There are a wide variety of units that you can command. Basic infantry and tanks are what you start out with, but later on you get to command special forces, engineers, APCs, and various types of attack copters. You can even get special abilities like artillery strikes and satellite reconnaissance. Though the equipment is real, the reality factor is hurt even more by the way damage is handled. Units are relatively weak to enemy fire compared to other RTS games, and you will find that your tanks can and will be destroyed by a single guy with an AK-47.
The least convincing part about WOS is the A.I. This is some of the worst pathfinding in the history of games. You may even want to pick up a copy just so you can own a piece of history. Any order you issue to a group of two or more units is hardly ever carried out; units can get hung up in bottlenecks, on various pieces of terrain (cars, buildings, small rocks, etc.), and even each other. They stick to things like glue, and you have to work hard to get them out of the mess.
Things get worse when the enemy shows up.

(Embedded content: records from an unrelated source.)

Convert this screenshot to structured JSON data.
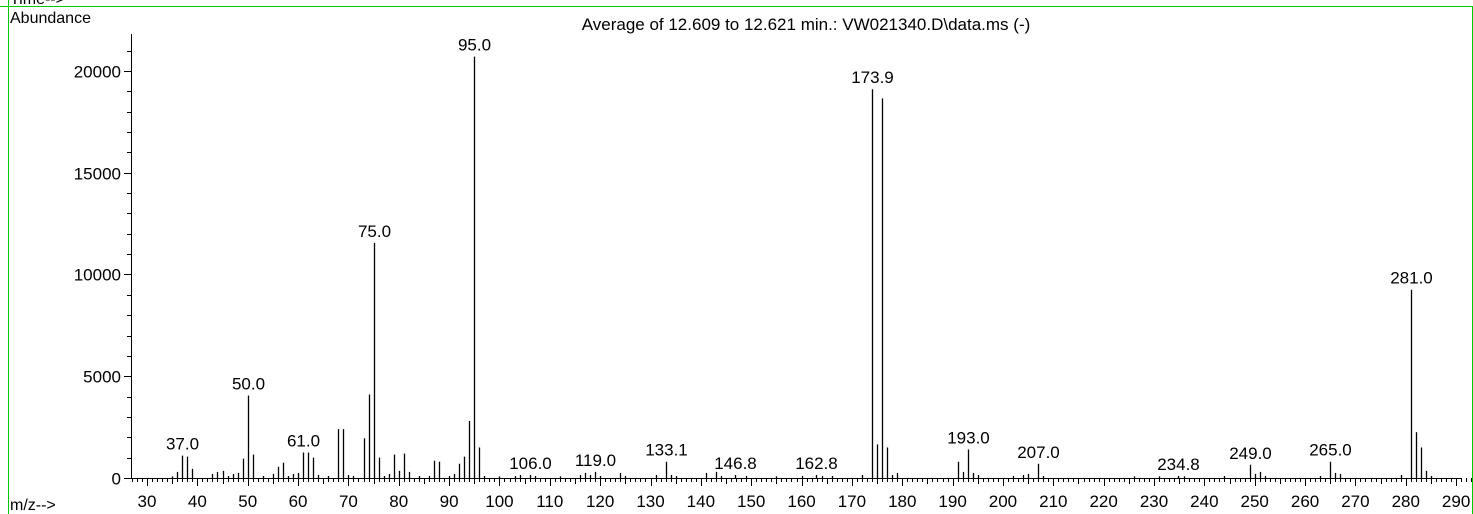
{
  "header": {
    "time_label": "Time-->"
  },
  "chart_data": {
    "type": "bar",
    "title": "Average of 12.609 to 12.621 min.: VW021340.D\\data.ms (-)",
    "ylabel": "Abundance",
    "xlabel": "m/z-->",
    "xlim": [
      25,
      296
    ],
    "ylim": [
      0,
      21600
    ],
    "xticks": [
      30,
      40,
      50,
      60,
      70,
      80,
      90,
      100,
      110,
      120,
      130,
      140,
      150,
      160,
      170,
      180,
      190,
      200,
      210,
      220,
      230,
      240,
      250,
      260,
      270,
      280,
      290
    ],
    "yticks": [
      0,
      5000,
      10000,
      15000,
      20000
    ],
    "grid": false,
    "colors": {
      "axis": "#000000",
      "frame": "#00cc00",
      "bars": "#000000"
    },
    "peaks": [
      {
        "mz": 35.0,
        "abundance": 80
      },
      {
        "mz": 36.0,
        "abundance": 300
      },
      {
        "mz": 37.0,
        "abundance": 1100,
        "label": "37.0"
      },
      {
        "mz": 38.0,
        "abundance": 1050
      },
      {
        "mz": 39.0,
        "abundance": 450
      },
      {
        "mz": 43.0,
        "abundance": 200
      },
      {
        "mz": 44.0,
        "abundance": 300
      },
      {
        "mz": 45.0,
        "abundance": 350
      },
      {
        "mz": 46.0,
        "abundance": 100
      },
      {
        "mz": 47.0,
        "abundance": 200
      },
      {
        "mz": 48.0,
        "abundance": 250
      },
      {
        "mz": 49.0,
        "abundance": 950
      },
      {
        "mz": 50.0,
        "abundance": 4050,
        "label": "50.0"
      },
      {
        "mz": 51.0,
        "abundance": 1150
      },
      {
        "mz": 53.0,
        "abundance": 100
      },
      {
        "mz": 55.0,
        "abundance": 200
      },
      {
        "mz": 56.0,
        "abundance": 550
      },
      {
        "mz": 57.0,
        "abundance": 750
      },
      {
        "mz": 58.0,
        "abundance": 100
      },
      {
        "mz": 59.0,
        "abundance": 200
      },
      {
        "mz": 60.0,
        "abundance": 250
      },
      {
        "mz": 61.0,
        "abundance": 1250,
        "label": "61.0"
      },
      {
        "mz": 62.0,
        "abundance": 1250
      },
      {
        "mz": 63.0,
        "abundance": 1000
      },
      {
        "mz": 64.0,
        "abundance": 150
      },
      {
        "mz": 66.0,
        "abundance": 100
      },
      {
        "mz": 68.0,
        "abundance": 2400
      },
      {
        "mz": 69.0,
        "abundance": 2400
      },
      {
        "mz": 70.0,
        "abundance": 150
      },
      {
        "mz": 71.0,
        "abundance": 100
      },
      {
        "mz": 73.0,
        "abundance": 1950
      },
      {
        "mz": 74.0,
        "abundance": 4100
      },
      {
        "mz": 75.0,
        "abundance": 11550,
        "label": "75.0"
      },
      {
        "mz": 76.0,
        "abundance": 1000
      },
      {
        "mz": 77.0,
        "abundance": 100
      },
      {
        "mz": 78.0,
        "abundance": 200
      },
      {
        "mz": 79.0,
        "abundance": 1150
      },
      {
        "mz": 80.0,
        "abundance": 350
      },
      {
        "mz": 81.0,
        "abundance": 1200
      },
      {
        "mz": 82.0,
        "abundance": 300
      },
      {
        "mz": 84.0,
        "abundance": 100
      },
      {
        "mz": 86.0,
        "abundance": 100
      },
      {
        "mz": 87.0,
        "abundance": 850
      },
      {
        "mz": 88.0,
        "abundance": 800
      },
      {
        "mz": 90.0,
        "abundance": 100
      },
      {
        "mz": 91.0,
        "abundance": 200
      },
      {
        "mz": 92.0,
        "abundance": 700
      },
      {
        "mz": 93.0,
        "abundance": 1050
      },
      {
        "mz": 94.0,
        "abundance": 2800
      },
      {
        "mz": 95.0,
        "abundance": 20700,
        "label": "95.0"
      },
      {
        "mz": 96.0,
        "abundance": 1500
      },
      {
        "mz": 97.0,
        "abundance": 100
      },
      {
        "mz": 100.0,
        "abundance": 80
      },
      {
        "mz": 103.0,
        "abundance": 100
      },
      {
        "mz": 104.0,
        "abundance": 150
      },
      {
        "mz": 106.0,
        "abundance": 150,
        "label": "106.0"
      },
      {
        "mz": 107.0,
        "abundance": 100
      },
      {
        "mz": 112.0,
        "abundance": 80
      },
      {
        "mz": 116.0,
        "abundance": 150
      },
      {
        "mz": 117.0,
        "abundance": 250
      },
      {
        "mz": 118.0,
        "abundance": 150
      },
      {
        "mz": 119.0,
        "abundance": 300,
        "label": "119.0"
      },
      {
        "mz": 120.0,
        "abundance": 100
      },
      {
        "mz": 124.0,
        "abundance": 250
      },
      {
        "mz": 125.0,
        "abundance": 100
      },
      {
        "mz": 131.0,
        "abundance": 150
      },
      {
        "mz": 133.1,
        "abundance": 800,
        "label": "133.1"
      },
      {
        "mz": 134.0,
        "abundance": 150
      },
      {
        "mz": 135.0,
        "abundance": 100
      },
      {
        "mz": 141.0,
        "abundance": 250
      },
      {
        "mz": 143.0,
        "abundance": 300
      },
      {
        "mz": 144.0,
        "abundance": 100
      },
      {
        "mz": 146.8,
        "abundance": 150,
        "label": "146.8"
      },
      {
        "mz": 149.0,
        "abundance": 100
      },
      {
        "mz": 155.0,
        "abundance": 80
      },
      {
        "mz": 160.0,
        "abundance": 100
      },
      {
        "mz": 162.8,
        "abundance": 150,
        "label": "162.8"
      },
      {
        "mz": 164.0,
        "abundance": 100
      },
      {
        "mz": 166.0,
        "abundance": 100
      },
      {
        "mz": 172.0,
        "abundance": 150
      },
      {
        "mz": 173.9,
        "abundance": 19100,
        "label": "173.9"
      },
      {
        "mz": 175.0,
        "abundance": 1650
      },
      {
        "mz": 176.0,
        "abundance": 18650
      },
      {
        "mz": 177.0,
        "abundance": 1500
      },
      {
        "mz": 178.0,
        "abundance": 150
      },
      {
        "mz": 179.0,
        "abundance": 250
      },
      {
        "mz": 191.0,
        "abundance": 800
      },
      {
        "mz": 192.0,
        "abundance": 300
      },
      {
        "mz": 193.0,
        "abundance": 1400,
        "label": "193.0"
      },
      {
        "mz": 194.0,
        "abundance": 250
      },
      {
        "mz": 195.0,
        "abundance": 150
      },
      {
        "mz": 202.0,
        "abundance": 100
      },
      {
        "mz": 204.0,
        "abundance": 150
      },
      {
        "mz": 205.0,
        "abundance": 200
      },
      {
        "mz": 207.0,
        "abundance": 700,
        "label": "207.0"
      },
      {
        "mz": 208.0,
        "abundance": 100
      },
      {
        "mz": 226.0,
        "abundance": 80
      },
      {
        "mz": 231.0,
        "abundance": 80
      },
      {
        "mz": 234.8,
        "abundance": 100,
        "label": "234.8"
      },
      {
        "mz": 236.0,
        "abundance": 80
      },
      {
        "mz": 244.0,
        "abundance": 100
      },
      {
        "mz": 249.0,
        "abundance": 650,
        "label": "249.0"
      },
      {
        "mz": 250.0,
        "abundance": 200
      },
      {
        "mz": 251.0,
        "abundance": 300
      },
      {
        "mz": 252.0,
        "abundance": 100
      },
      {
        "mz": 263.0,
        "abundance": 100
      },
      {
        "mz": 265.0,
        "abundance": 800,
        "label": "265.0"
      },
      {
        "mz": 266.0,
        "abundance": 250
      },
      {
        "mz": 267.0,
        "abundance": 200
      },
      {
        "mz": 279.0,
        "abundance": 150
      },
      {
        "mz": 281.0,
        "abundance": 9250,
        "label": "281.0"
      },
      {
        "mz": 282.0,
        "abundance": 2250
      },
      {
        "mz": 283.0,
        "abundance": 1500
      },
      {
        "mz": 284.0,
        "abundance": 350
      },
      {
        "mz": 285.0,
        "abundance": 100
      }
    ]
  }
}
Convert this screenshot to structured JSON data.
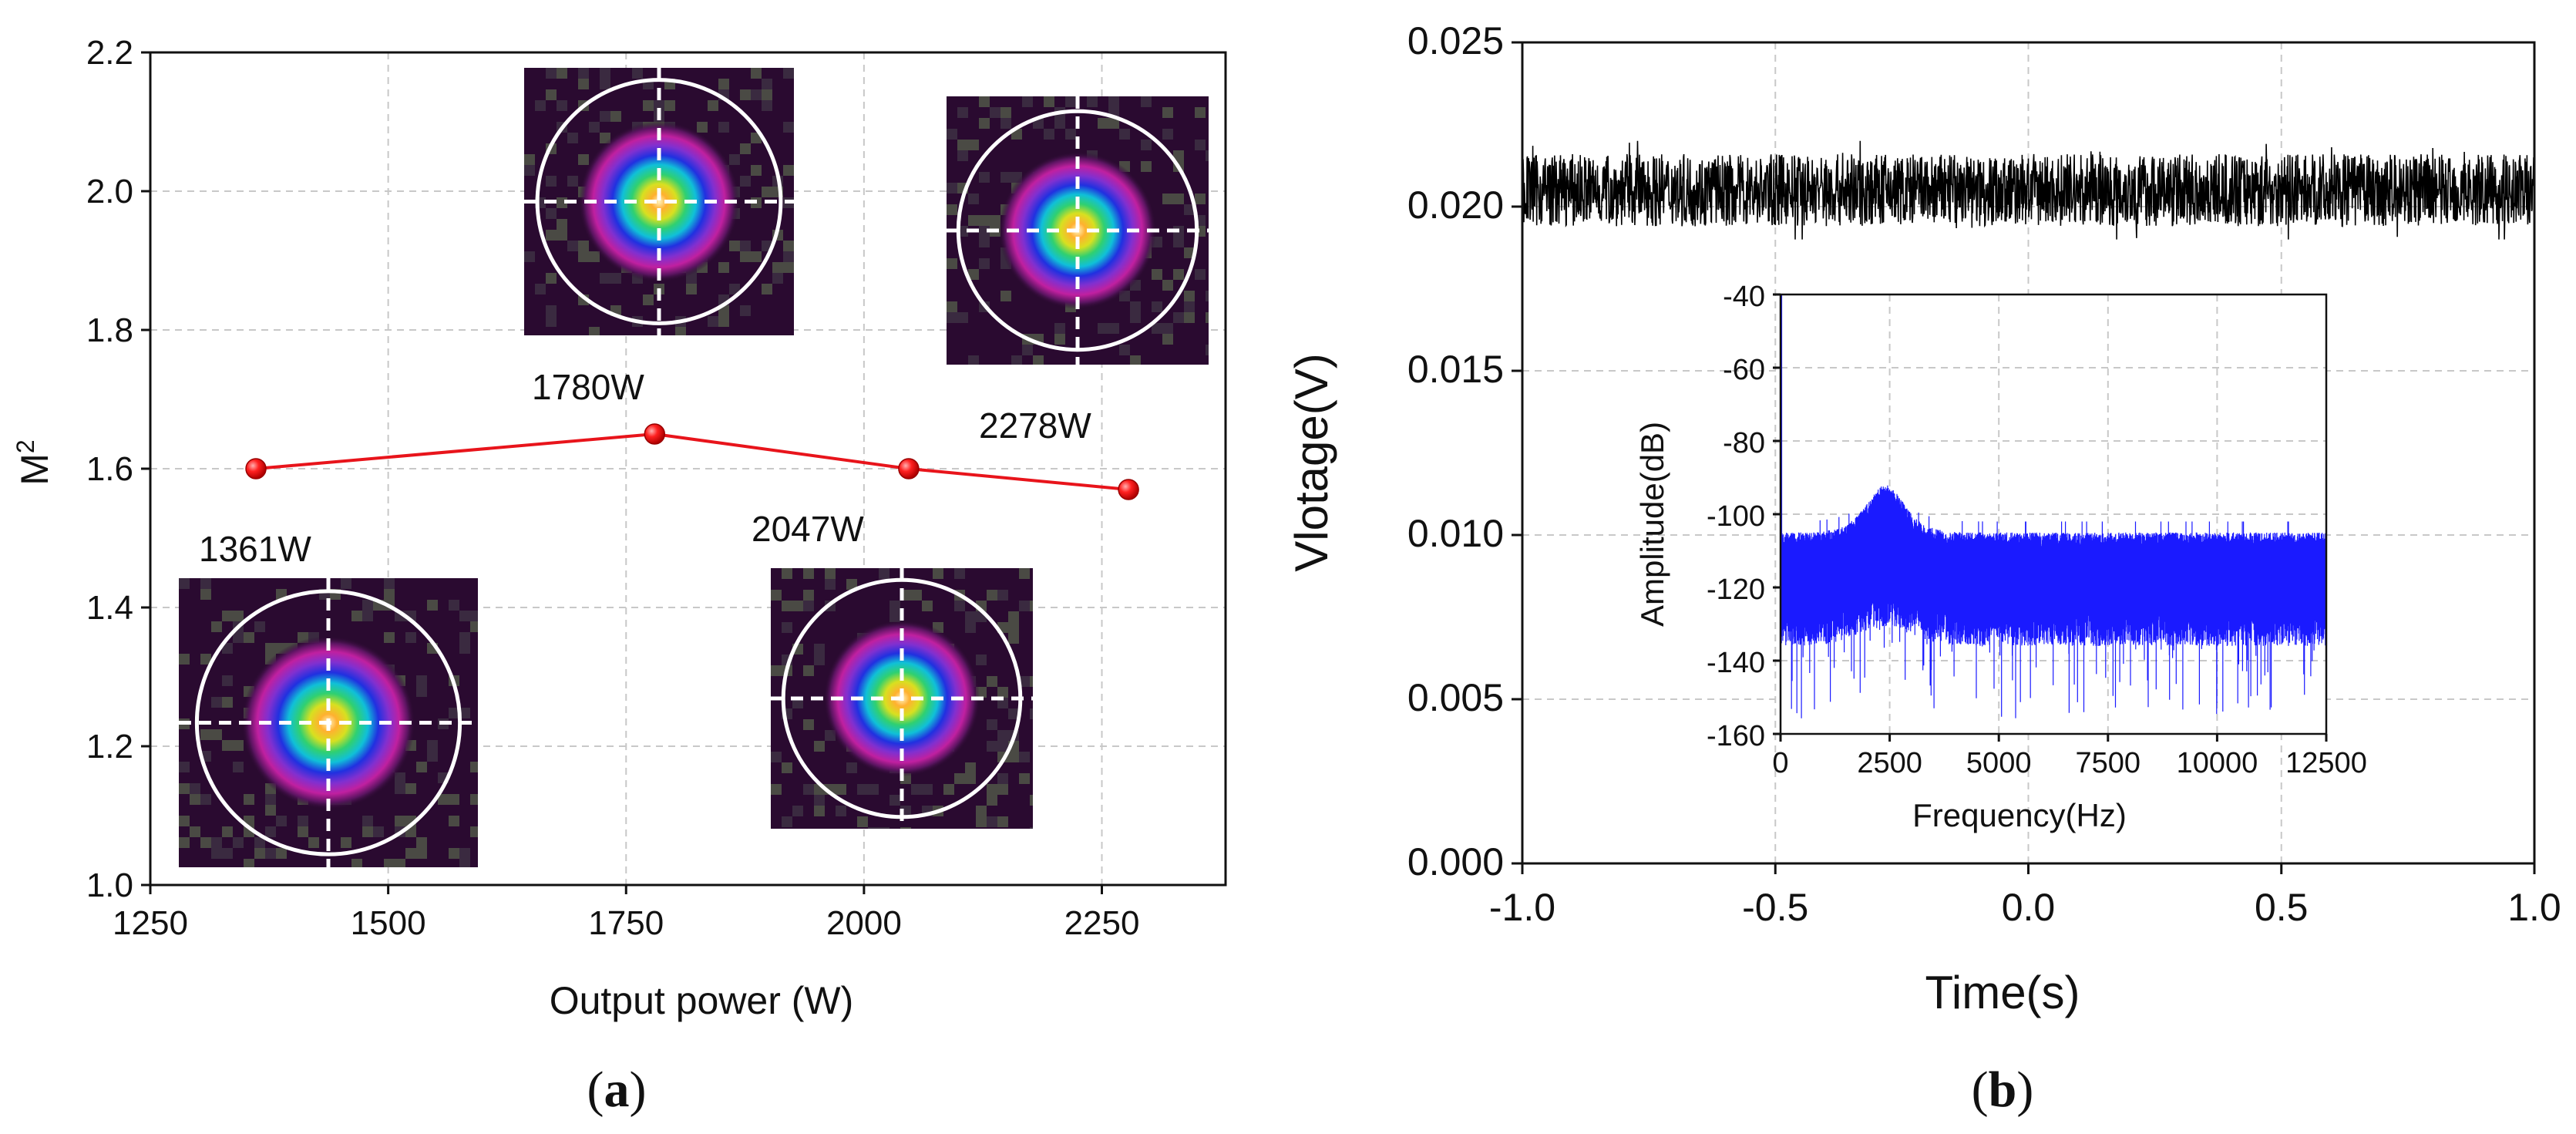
{
  "chart_data": [
    {
      "type": "line",
      "panel": "a",
      "caption_letter": "a",
      "xlabel": "Output power (W)",
      "ylabel_base": "M",
      "ylabel_sup": "2",
      "xlim": [
        1250,
        2380
      ],
      "ylim": [
        1.0,
        2.2
      ],
      "xticks": [
        1250,
        1500,
        1750,
        2000,
        2250
      ],
      "xtick_labels": [
        "1250",
        "1500",
        "1750",
        "2000",
        "2250"
      ],
      "yticks": [
        1.0,
        1.2,
        1.4,
        1.6,
        1.8,
        2.0,
        2.2
      ],
      "ytick_labels": [
        "1.0",
        "1.2",
        "1.4",
        "1.6",
        "1.8",
        "2.0",
        "2.2"
      ],
      "grid": true,
      "series": [
        {
          "name": "M2",
          "color": "#e8141b",
          "x": [
            1361,
            1780,
            2047,
            2278
          ],
          "y": [
            1.6,
            1.65,
            1.6,
            1.57
          ]
        }
      ],
      "annotations": [
        "1361W",
        "1780W",
        "2047W",
        "2278W"
      ],
      "beam_profile_insets": 4
    },
    {
      "type": "line",
      "panel": "b",
      "caption_letter": "b",
      "xlabel": "Time(s)",
      "ylabel": "Vlotage(V)",
      "xlim": [
        -1.0,
        1.0
      ],
      "ylim": [
        0.0,
        0.025
      ],
      "xticks": [
        -1.0,
        -0.5,
        0.0,
        0.5,
        1.0
      ],
      "xtick_labels": [
        "-1.0",
        "-0.5",
        "0.0",
        "0.5",
        "1.0"
      ],
      "yticks": [
        0.0,
        0.005,
        0.01,
        0.015,
        0.02,
        0.025
      ],
      "ytick_labels": [
        "0.000",
        "0.005",
        "0.010",
        "0.015",
        "0.020",
        "0.025"
      ],
      "grid": true,
      "series": [
        {
          "name": "voltage",
          "color": "#000000",
          "mean": 0.0205,
          "noise_band": [
            0.019,
            0.022
          ]
        }
      ],
      "inset": {
        "type": "line",
        "xlabel": "Frequency(Hz)",
        "ylabel": "Amplitude(dB)",
        "xlim": [
          0,
          12500
        ],
        "ylim": [
          -160,
          -40
        ],
        "xticks": [
          0,
          2500,
          5000,
          7500,
          10000,
          12500
        ],
        "xtick_labels": [
          "0",
          "2500",
          "5000",
          "7500",
          "10000",
          "12500"
        ],
        "yticks": [
          -160,
          -140,
          -120,
          -100,
          -80,
          -60,
          -40
        ],
        "ytick_labels": [
          "-160",
          "-140",
          "-120",
          "-100",
          "-80",
          "-60",
          "-40"
        ],
        "grid": true,
        "series": [
          {
            "name": "spectrum",
            "color": "#1a1aff",
            "baseline_db": -118,
            "peak_hz": 2400,
            "peak_db": -97,
            "dc_db": -40
          }
        ]
      }
    }
  ]
}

Target priority is a joke; tanks fire salvos at infantry when they are being pummeled by another enemy tank. Your units’ actions of self preservation are also not quite up to snuff here. Tanks tend to sit still and wait to die as the aforementioned man with an AK proceeds to shoot them to death.
WOS only has 16 missions and no Multiplayer mode to speak of. There isn’t much substance here besides the well laid out maps. Battles in the open desert with little cover could have been exciting, but the game plays so poorly that it’s hard to get a good experience out of it. Likewise, the urban firefights that spark up aren’t helped out much by the way things play out. It would have been fun trying to develop desert and urban tactics and use them in conjunction with each other in the missions, but the level design just doesn’t have the support it needs from the gameplay.